Strona:PL Jan Potocki - Rękopis znaleziony w Saragossie 01.djvu/114

Ta strona została uwierzytelniona.

że wkrótce łatwo ją wyleczysz ze wszystkich przywidzeń. Z drugiej strony, jeżeli pragniesz zaspokoić wszelkie jej żądania, ofiaruję ci przyjaźń najdzielniejszych ludzi w całych Włoszech, którzy na teraz radzi przebywają w Benewencie jako w mieście granicznem.
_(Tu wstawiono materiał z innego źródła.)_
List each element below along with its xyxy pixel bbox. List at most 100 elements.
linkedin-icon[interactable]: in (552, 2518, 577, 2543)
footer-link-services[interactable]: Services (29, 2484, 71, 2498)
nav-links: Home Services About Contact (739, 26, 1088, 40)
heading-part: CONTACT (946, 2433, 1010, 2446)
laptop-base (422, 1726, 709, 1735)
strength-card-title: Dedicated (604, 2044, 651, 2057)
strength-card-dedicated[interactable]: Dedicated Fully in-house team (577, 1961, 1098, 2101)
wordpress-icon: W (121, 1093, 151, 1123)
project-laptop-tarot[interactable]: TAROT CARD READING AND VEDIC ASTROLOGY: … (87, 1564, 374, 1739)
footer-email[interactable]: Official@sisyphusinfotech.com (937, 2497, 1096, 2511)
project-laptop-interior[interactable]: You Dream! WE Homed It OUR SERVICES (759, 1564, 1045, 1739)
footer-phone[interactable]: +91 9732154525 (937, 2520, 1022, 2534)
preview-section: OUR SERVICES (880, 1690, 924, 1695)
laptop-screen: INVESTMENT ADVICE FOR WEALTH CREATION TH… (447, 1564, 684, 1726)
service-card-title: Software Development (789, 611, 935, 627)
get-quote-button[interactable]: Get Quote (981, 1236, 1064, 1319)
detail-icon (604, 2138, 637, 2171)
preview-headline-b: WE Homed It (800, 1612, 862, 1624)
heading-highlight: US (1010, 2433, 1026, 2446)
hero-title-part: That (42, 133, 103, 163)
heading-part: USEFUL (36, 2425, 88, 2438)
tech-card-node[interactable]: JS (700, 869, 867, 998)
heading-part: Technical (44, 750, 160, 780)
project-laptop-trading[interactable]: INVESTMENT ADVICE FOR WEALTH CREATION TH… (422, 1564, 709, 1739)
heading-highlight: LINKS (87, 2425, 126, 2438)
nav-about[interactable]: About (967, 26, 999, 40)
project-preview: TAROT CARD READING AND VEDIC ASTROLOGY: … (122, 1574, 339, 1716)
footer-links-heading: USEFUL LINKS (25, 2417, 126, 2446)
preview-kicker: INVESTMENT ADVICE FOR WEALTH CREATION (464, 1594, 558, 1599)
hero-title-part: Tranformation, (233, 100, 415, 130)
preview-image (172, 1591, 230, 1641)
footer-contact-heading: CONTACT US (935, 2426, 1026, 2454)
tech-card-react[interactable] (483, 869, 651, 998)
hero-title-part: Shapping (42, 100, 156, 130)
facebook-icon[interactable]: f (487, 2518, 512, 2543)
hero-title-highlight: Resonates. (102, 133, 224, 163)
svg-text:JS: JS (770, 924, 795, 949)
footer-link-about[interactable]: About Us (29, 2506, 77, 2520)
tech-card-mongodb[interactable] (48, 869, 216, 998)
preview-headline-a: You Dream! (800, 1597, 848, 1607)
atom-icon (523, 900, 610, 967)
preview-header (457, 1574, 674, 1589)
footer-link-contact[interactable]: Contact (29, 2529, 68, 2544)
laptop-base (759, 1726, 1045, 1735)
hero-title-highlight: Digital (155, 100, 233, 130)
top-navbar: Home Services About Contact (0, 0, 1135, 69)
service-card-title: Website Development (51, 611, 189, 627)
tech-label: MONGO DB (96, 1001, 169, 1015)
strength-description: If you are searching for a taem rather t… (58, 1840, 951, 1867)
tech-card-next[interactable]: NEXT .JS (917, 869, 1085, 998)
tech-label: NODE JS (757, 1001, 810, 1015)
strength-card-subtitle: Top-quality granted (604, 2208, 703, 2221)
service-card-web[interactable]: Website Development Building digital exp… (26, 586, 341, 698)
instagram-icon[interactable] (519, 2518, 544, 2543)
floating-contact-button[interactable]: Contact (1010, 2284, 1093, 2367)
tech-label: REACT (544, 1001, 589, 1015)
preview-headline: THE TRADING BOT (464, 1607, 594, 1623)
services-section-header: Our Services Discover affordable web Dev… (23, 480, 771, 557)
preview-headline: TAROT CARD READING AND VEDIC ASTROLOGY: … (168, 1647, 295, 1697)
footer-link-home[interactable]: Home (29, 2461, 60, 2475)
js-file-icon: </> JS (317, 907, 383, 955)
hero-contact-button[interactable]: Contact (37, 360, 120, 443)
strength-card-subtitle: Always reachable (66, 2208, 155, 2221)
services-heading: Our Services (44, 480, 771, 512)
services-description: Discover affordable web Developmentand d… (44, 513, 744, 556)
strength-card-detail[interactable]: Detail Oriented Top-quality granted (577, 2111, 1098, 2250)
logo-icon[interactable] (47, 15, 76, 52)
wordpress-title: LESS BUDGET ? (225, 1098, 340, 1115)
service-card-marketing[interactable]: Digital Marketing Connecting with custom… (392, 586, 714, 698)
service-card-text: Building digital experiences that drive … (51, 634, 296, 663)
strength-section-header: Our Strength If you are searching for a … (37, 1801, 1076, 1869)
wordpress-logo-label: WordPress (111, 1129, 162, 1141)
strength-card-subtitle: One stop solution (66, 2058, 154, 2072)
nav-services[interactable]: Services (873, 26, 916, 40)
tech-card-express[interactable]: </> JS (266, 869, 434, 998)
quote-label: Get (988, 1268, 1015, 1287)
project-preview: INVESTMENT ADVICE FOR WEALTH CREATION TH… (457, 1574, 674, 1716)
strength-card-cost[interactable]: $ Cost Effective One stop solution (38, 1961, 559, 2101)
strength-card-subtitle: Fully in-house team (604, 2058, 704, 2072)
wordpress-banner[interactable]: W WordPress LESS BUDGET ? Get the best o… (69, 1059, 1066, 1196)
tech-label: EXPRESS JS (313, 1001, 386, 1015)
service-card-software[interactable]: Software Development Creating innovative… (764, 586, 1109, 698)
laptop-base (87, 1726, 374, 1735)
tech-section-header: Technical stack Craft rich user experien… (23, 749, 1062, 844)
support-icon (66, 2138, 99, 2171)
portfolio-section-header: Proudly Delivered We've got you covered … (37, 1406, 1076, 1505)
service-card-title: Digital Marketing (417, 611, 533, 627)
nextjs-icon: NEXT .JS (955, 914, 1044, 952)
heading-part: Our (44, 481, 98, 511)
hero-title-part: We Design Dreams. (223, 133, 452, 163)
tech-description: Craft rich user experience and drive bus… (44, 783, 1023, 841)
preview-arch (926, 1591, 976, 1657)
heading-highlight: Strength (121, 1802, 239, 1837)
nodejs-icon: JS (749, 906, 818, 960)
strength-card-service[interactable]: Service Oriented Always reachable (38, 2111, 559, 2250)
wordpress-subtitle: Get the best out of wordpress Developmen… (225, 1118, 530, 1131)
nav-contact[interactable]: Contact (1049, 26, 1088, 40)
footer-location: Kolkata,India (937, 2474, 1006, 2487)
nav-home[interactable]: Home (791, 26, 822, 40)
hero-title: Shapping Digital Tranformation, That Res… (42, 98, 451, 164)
Sądzę że mnie rozumiesz, namyśl się i daj mi odpowiedź.»
To mówiąc Monaldi położył swoją laskę na warsztacie mego ojca i odszedł. Śród tego, matka moja po mszy, poszła na Corso i do kilku swoich przyjaciołek aby pochwalić się z swoim lokajem. Nareszcie wróciła uradowana do domu, ale mój ojciec całkiem inaczej ją przyjął aniżeli się tego spodziewała. Lewą ręką porwał ją za lewe ramię, prawą zaś ująwszy czarodziejską laskę zaczął wykonywać rady swego przyjaciela Monaldego. Mój ojciec z taką gorliwością oddał się udzielaniu tej nauki że matka moja padła zemdlona, co widząc przestraszony małżonek wyrzucił laskę, jął błagać przebaczenia, otrzymał go i pokój znowu został przywrócony.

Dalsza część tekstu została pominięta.